It's hard for me to explain why I will never leave Ukraine. It's hard for me to explain why I won't be able to live in another country. Even harder for me to explain why this country is so important to me. And who I now was.
About this in his blog on Facebook writes journalist Peter Shukrinov.
I was born and raised in Kiev, Ukraine, where Ukrainian is almost no one spoke. But I love the Ukrainian language and I think his family. I grew up in the Russian information space. But free from its shackles and the Russian world. I am half Russian and wear Russian surname. But I do not have a single drop of Russian.
I was just a green kid, when there was a terrorist attack on Dubrovka, when happened in Beslan, when there were terrorist attacks in the subway and blew up apartment buildings. But it was my tragedy. I was not part of the Russian world. It is not required that standing at the TV screen with all your heart to overcome the tragedy of Russia. It was humanity. But it's hard for me to explain why, years later, when the squeals and screams of rabid degradants kill thousands of Ukrainians, nobody in Russia is not interested.
Killing us. Us pressing of rossiiskom tanks. Us pressured the Russian Hail and Tornadoes. We rastrelivajut Russian weapons, Russian degradant without chevrons. It's hard for me to explain it. The fact is that it will remember today's children. As I remember Russia, broken by terror, so they will remember the evil grin scum with a Russian accent, killing their father, brother and grandfather.
My country called Ukraine, but sometimes I say - Kievan Rus. Sometimes the whole country reminds me of the Zaporozhian Sich.
I know that we will win. I know that everything will work out. I know. And every day stronger convinced that we are doing everything right.
Sometimes I think I'm dreaming and I dream about it all.

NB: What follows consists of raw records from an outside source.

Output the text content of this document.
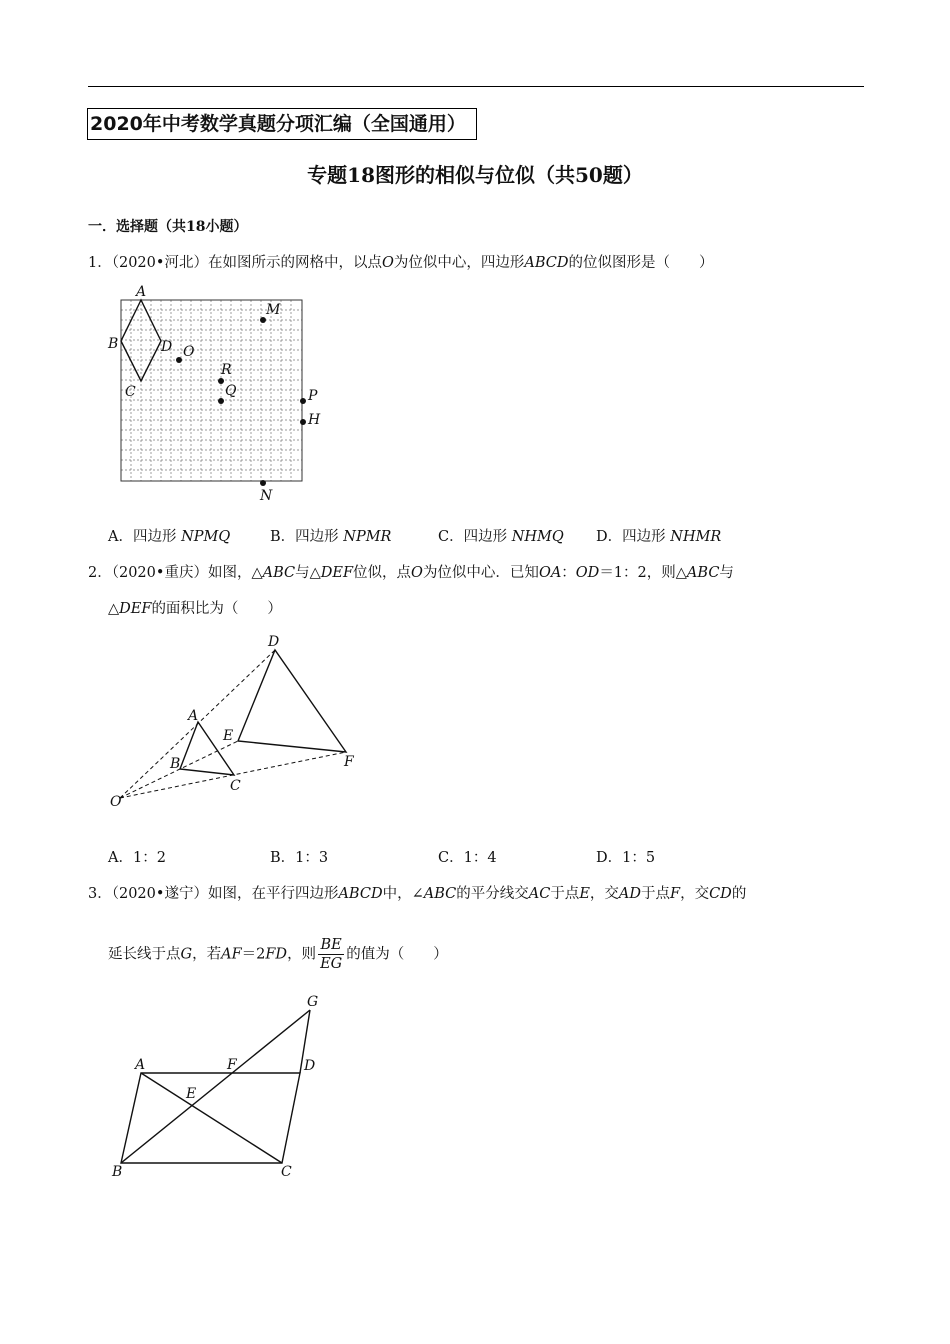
2020年中考数学真题分项汇编（全国通用）
专题18图形的相似与位似（共50题）
一．选择题（共18小题）
1．（2020•河北）在如图所示的网格中，以点O为位似中心，四边形ABCD的位似图形是（　　）
A
B
C
D O
M
R
Q	P
H
N
A．四边形 NPMQ	B．四边形 NPMR	C．四边形 NHMQ D．四边形 NHMR
2．（2020•重庆）如图，△ABC与△DEF位似，点O为位似中心．已知OA：OD＝1：2，则△ABC与
△DEF的面积比为（　　）
D
A
E
B
C
F
O
A．1：2	B．1：3	C．1：4	D．1：5
3．（2020•遂宁）如图，在平行四边形ABCD中，∠ABC的平分线交AC于点E，交AD于点F，交CD的
延长线于点G，若AF＝2FD，则 $\frac{BE}{EG}$ 的值为（　　）
G
A	F	D
E
B	C
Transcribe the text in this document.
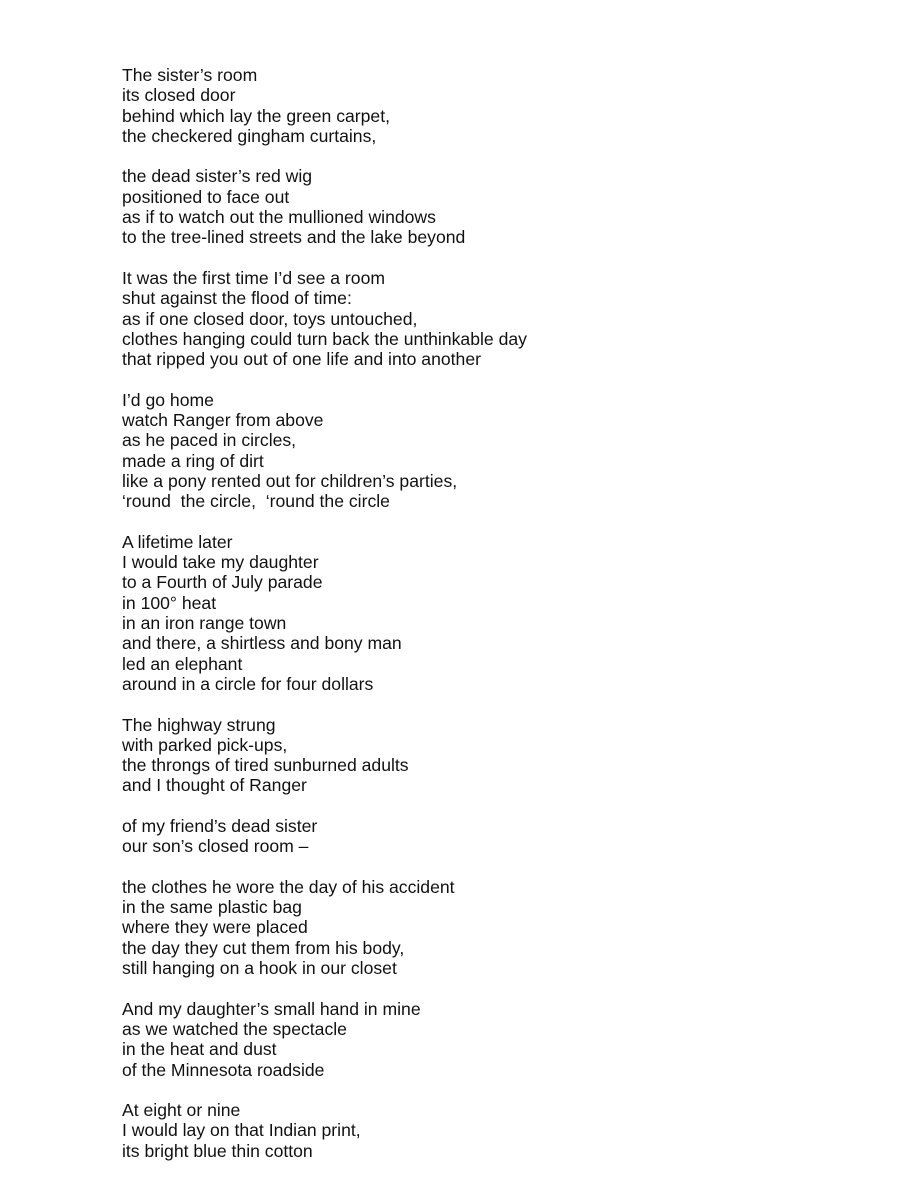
The sister’s room
its closed door
behind which lay the green carpet,
the checkered gingham curtains,
the dead sister’s red wig
positioned to face out
as if to watch out the mullioned windows
to the tree-lined streets and the lake beyond
It was the first time I’d see a room
shut against the flood of time:
as if one closed door, toys untouched,
clothes hanging could turn back the unthinkable day
that ripped you out of one life and into another
I’d go home
watch Ranger from above
as he paced in circles,
made a ring of dirt
like a pony rented out for children’s parties,
‘round  the circle,  ‘round the circle
A lifetime later
I would take my daughter
to a Fourth of July parade
in 100° heat
in an iron range town
and there, a shirtless and bony man
led an elephant
around in a circle for four dollars
The highway strung
with parked pick-ups,
the throngs of tired sunburned adults
and I thought of Ranger
of my friend’s dead sister
our son’s closed room –
the clothes he wore the day of his accident
in the same plastic bag
where they were placed
the day they cut them from his body,
still hanging on a hook in our closet
And my daughter’s small hand in mine
as we watched the spectacle
in the heat and dust
of the Minnesota roadside
At eight or nine
I would lay on that Indian print,
its bright blue thin cotton
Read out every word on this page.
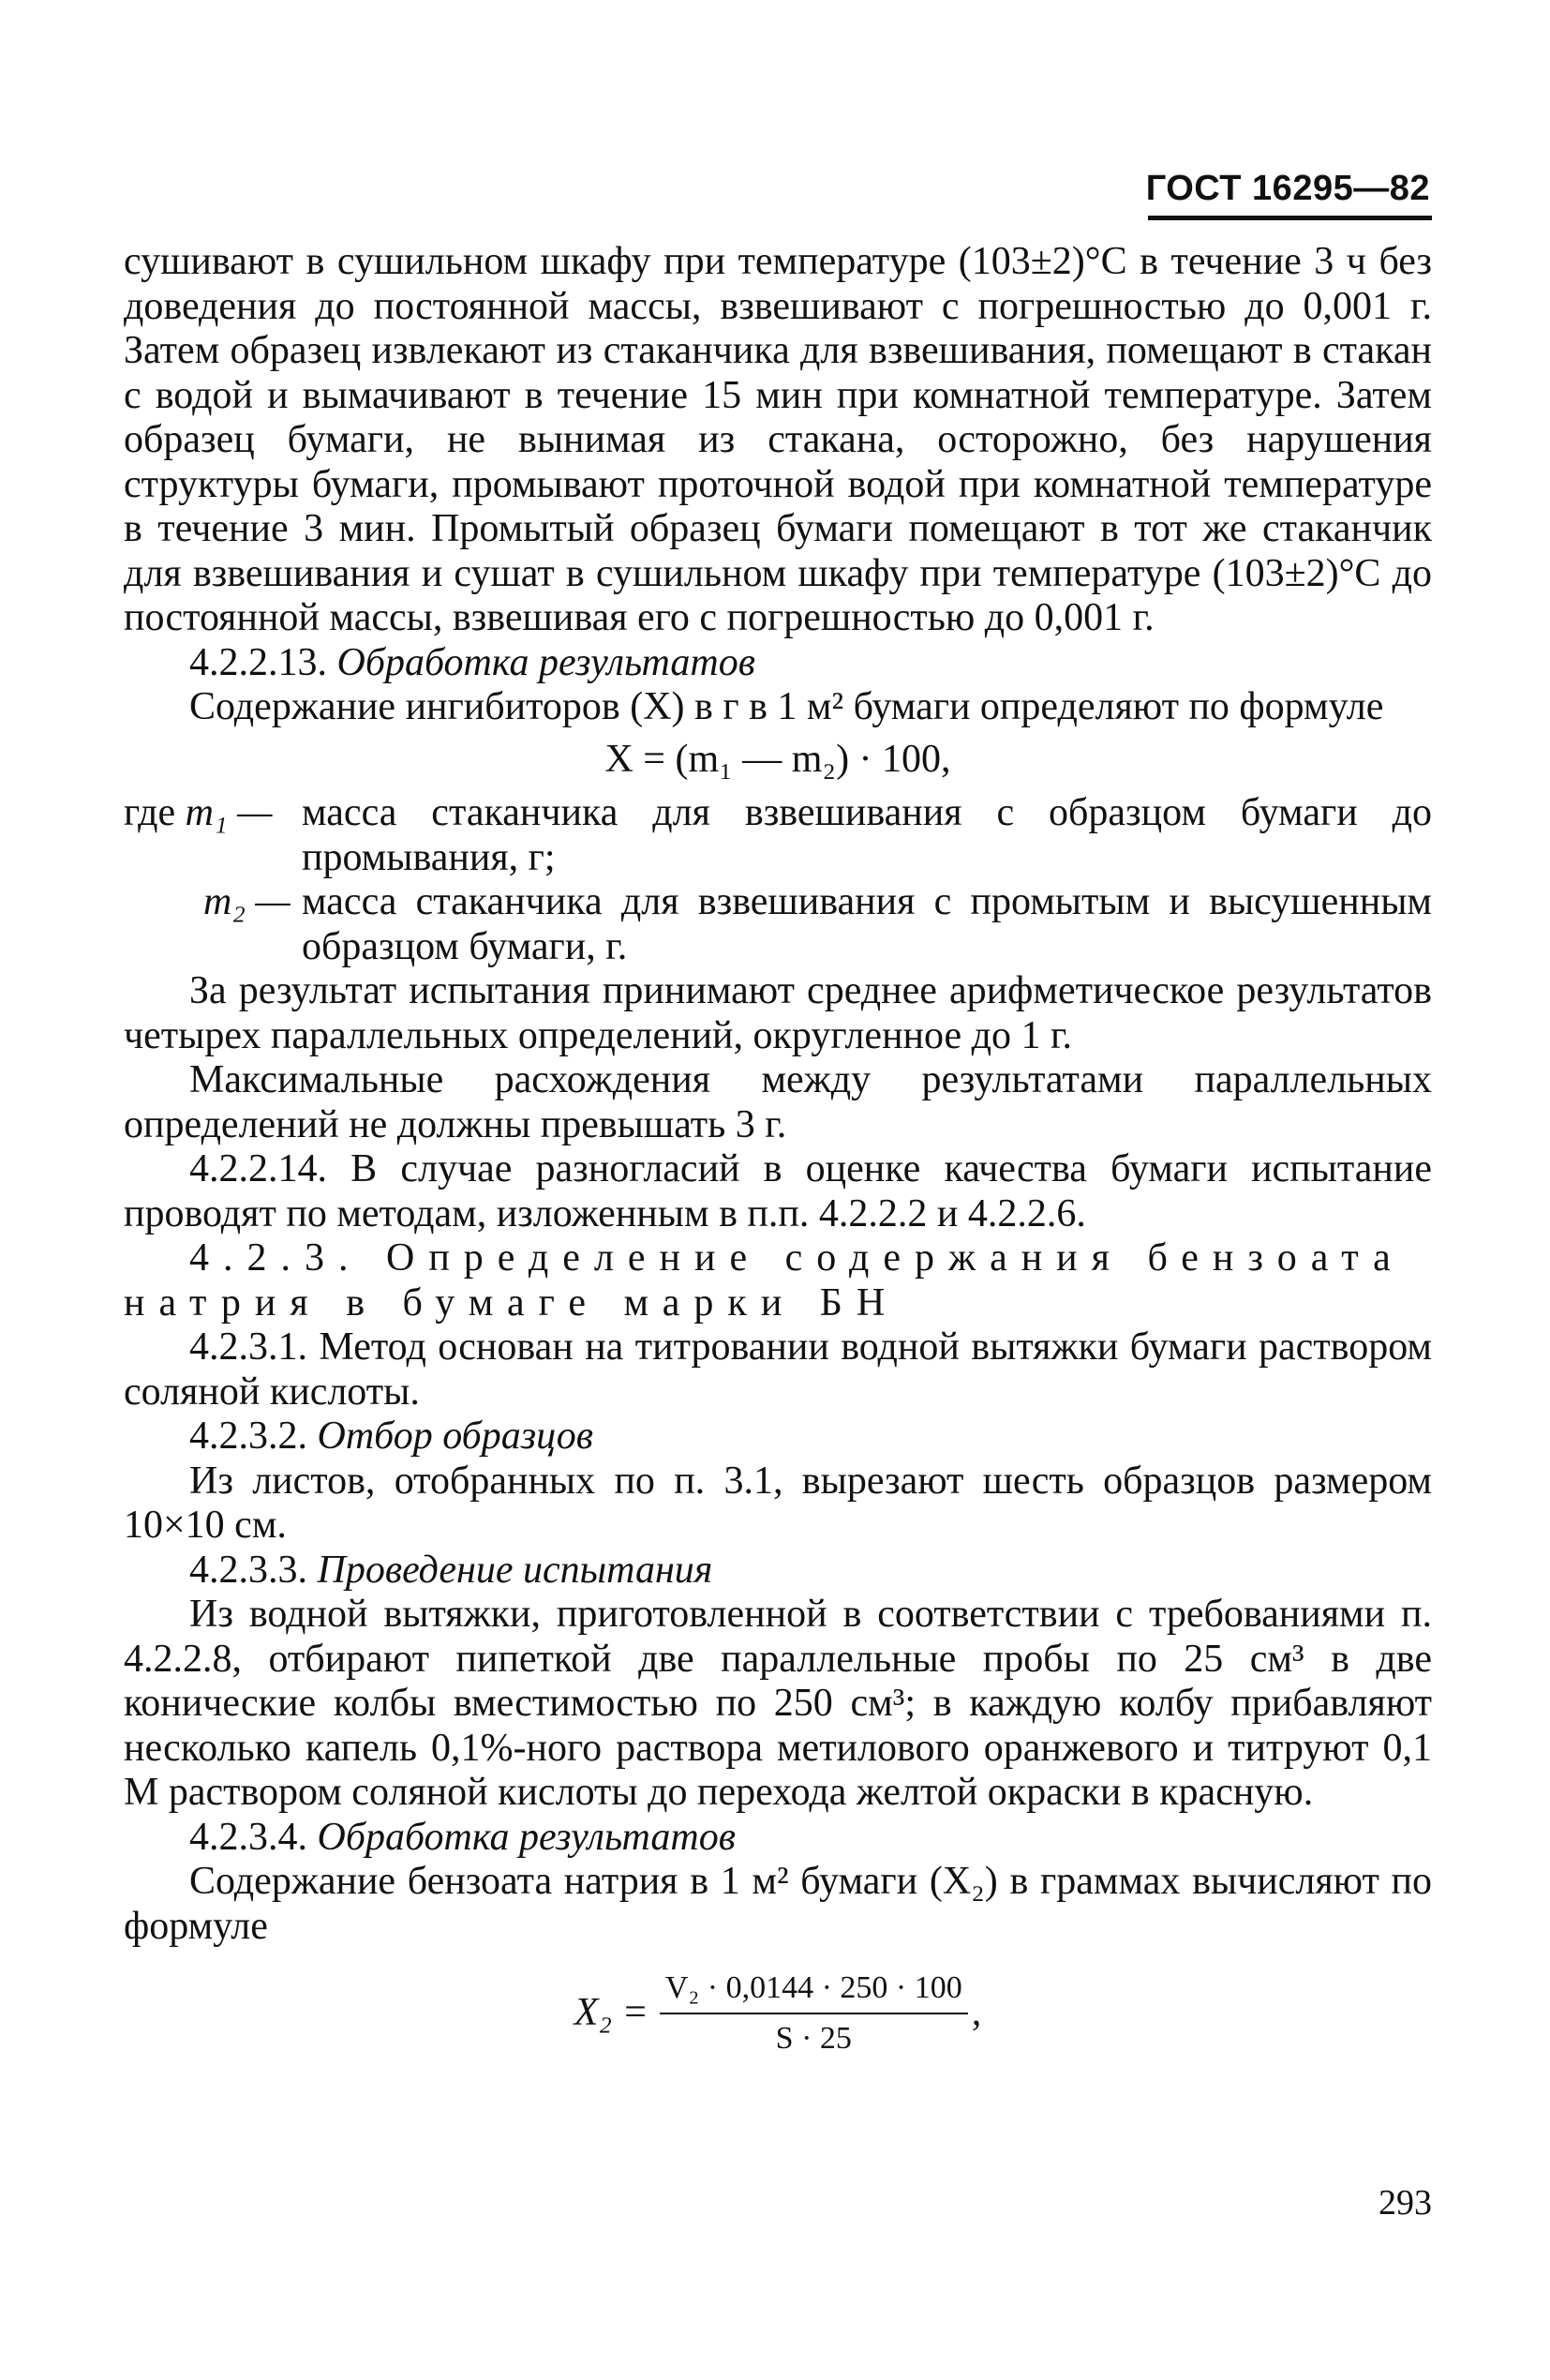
ГОСТ 16295—82

сушивают в сушильном шкафу при температуре (103±2)°С в течение 3 ч без доведения до постоянной массы, взвешивают с погрешностью до 0,001 г. Затем образец извлекают из стаканчика для взвешивания, помещают в стакан с водой и вымачивают в течение 15 мин при комнатной температуре. Затем образец бумаги, не вынимая из стакана, осторожно, без нарушения структуры бумаги, промывают проточной водой при комнатной температуре в течение 3 мин. Промытый образец бумаги помещают в тот же стаканчик для взвешивания и сушат в сушильном шкафу при температуре (103±2)°С до постоянной массы, взвешивая его с погрешностью до 0,001 г.

4.2.2.13. Обработка результатов

Содержание ингибиторов (X) в г в 1 м² бумаги определяют по формуле

X = (m₁ — m₂) · 100,
где m₁ — масса стаканчика для взвешивания с образцом бумаги до промывания, г;
m₂ — масса стаканчика для взвешивания с промытым и высушенным образцом бумаги, г.

За результат испытания принимают среднее арифметическое результатов четырех параллельных определений, округленное до 1 г.

Максимальные расхождения между результатами параллельных определений не должны превышать 3 г.

4.2.2.14. В случае разногласий в оценке качества бумаги испытание проводят по методам, изложенным в п.п. 4.2.2.2 и 4.2.2.6.

4.2.3. Определение содержания бензоата натрия в бумаге марки БН

4.2.3.1. Метод основан на титровании водной вытяжки бумаги раствором соляной кислоты.

4.2.3.2. Отбор образцов

Из листов, отобранных по п. 3.1, вырезают шесть образцов размером 10×10 см.

4.2.3.3. Проведение испытания

Из водной вытяжки, приготовленной в соответствии с требованиями п. 4.2.2.8, отбирают пипеткой две параллельные пробы по 25 см³ в две конические колбы вместимостью по 250 см³; в каждую колбу прибавляют несколько капель 0,1%-ного раствора метилового оранжевого и титруют 0,1 М раствором соляной кислоты до перехода желтой окраски в красную.

4.2.3.4. Обработка результатов

Содержание бензоата натрия в 1 м² бумаги (X₂) в граммах вычисляют по формуле

$X_2 = \frac{\text{V₂ · 0,0144 · 250 · 100}}{S \cdot 25}$ ,
293
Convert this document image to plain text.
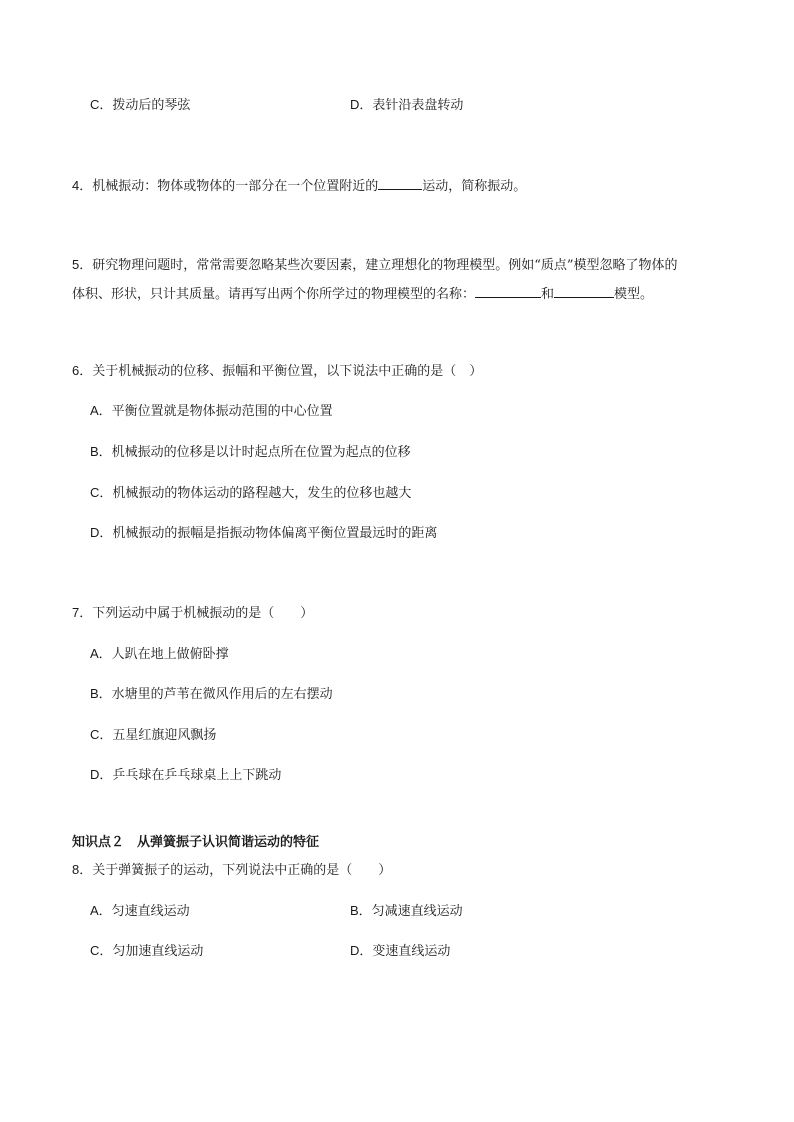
C．拨动后的琴弦	D．表针沿表盘转动
4．机械振动：物体或物体的一部分在一个位置附近的	运动，简称振动。
5．研究物理问题时，常常需要忽略某些次要因素，建立理想化的物理模型。例如“质点”模型忽略了物体的
体积、形状，只计其质量。请再写出两个你所学过的物理模型的名称：	和	模型。
6．关于机械振动的位移、振幅和平衡位置，以下说法中正确的是（　）
A．平衡位置就是物体振动范围的中心位置
B．机械振动的位移是以计时起点所在位置为起点的位移
C．机械振动的物体运动的路程越大，发生的位移也越大
D．机械振动的振幅是指振动物体偏离平衡位置最远时的距离
7．下列运动中属于机械振动的是（　　）
A．人趴在地上做俯卧撑
B．水塘里的芦苇在微风作用后的左右摆动
C．五星红旗迎风飘扬
D．乒乓球在乒乓球桌上上下跳动
知识点２　从弹簧振子认识简谐运动的特征
8．关于弹簧振子的运动，下列说法中正确的是（　　）
A．匀速直线运动	B．匀减速直线运动
C．匀加速直线运动	D．变速直线运动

When I Wake up, am I going to walk in Simferopol and get acquainted with the local beauties. When I Wake up, all my friends from Russia will again become my friends. When I Wake up, my Ukrainian sister who died at the fronts of the Russian-Ukrainian war, will again be alive.
But I'm not sleeping. No time to sleep. No time to speak and to persuade. I never not leaving. I won't be able to live in another country. Time to take weapons and destroy degradants that turned into a dream all my life. But something still left. And no degradant that I won't take it, idiots Putin.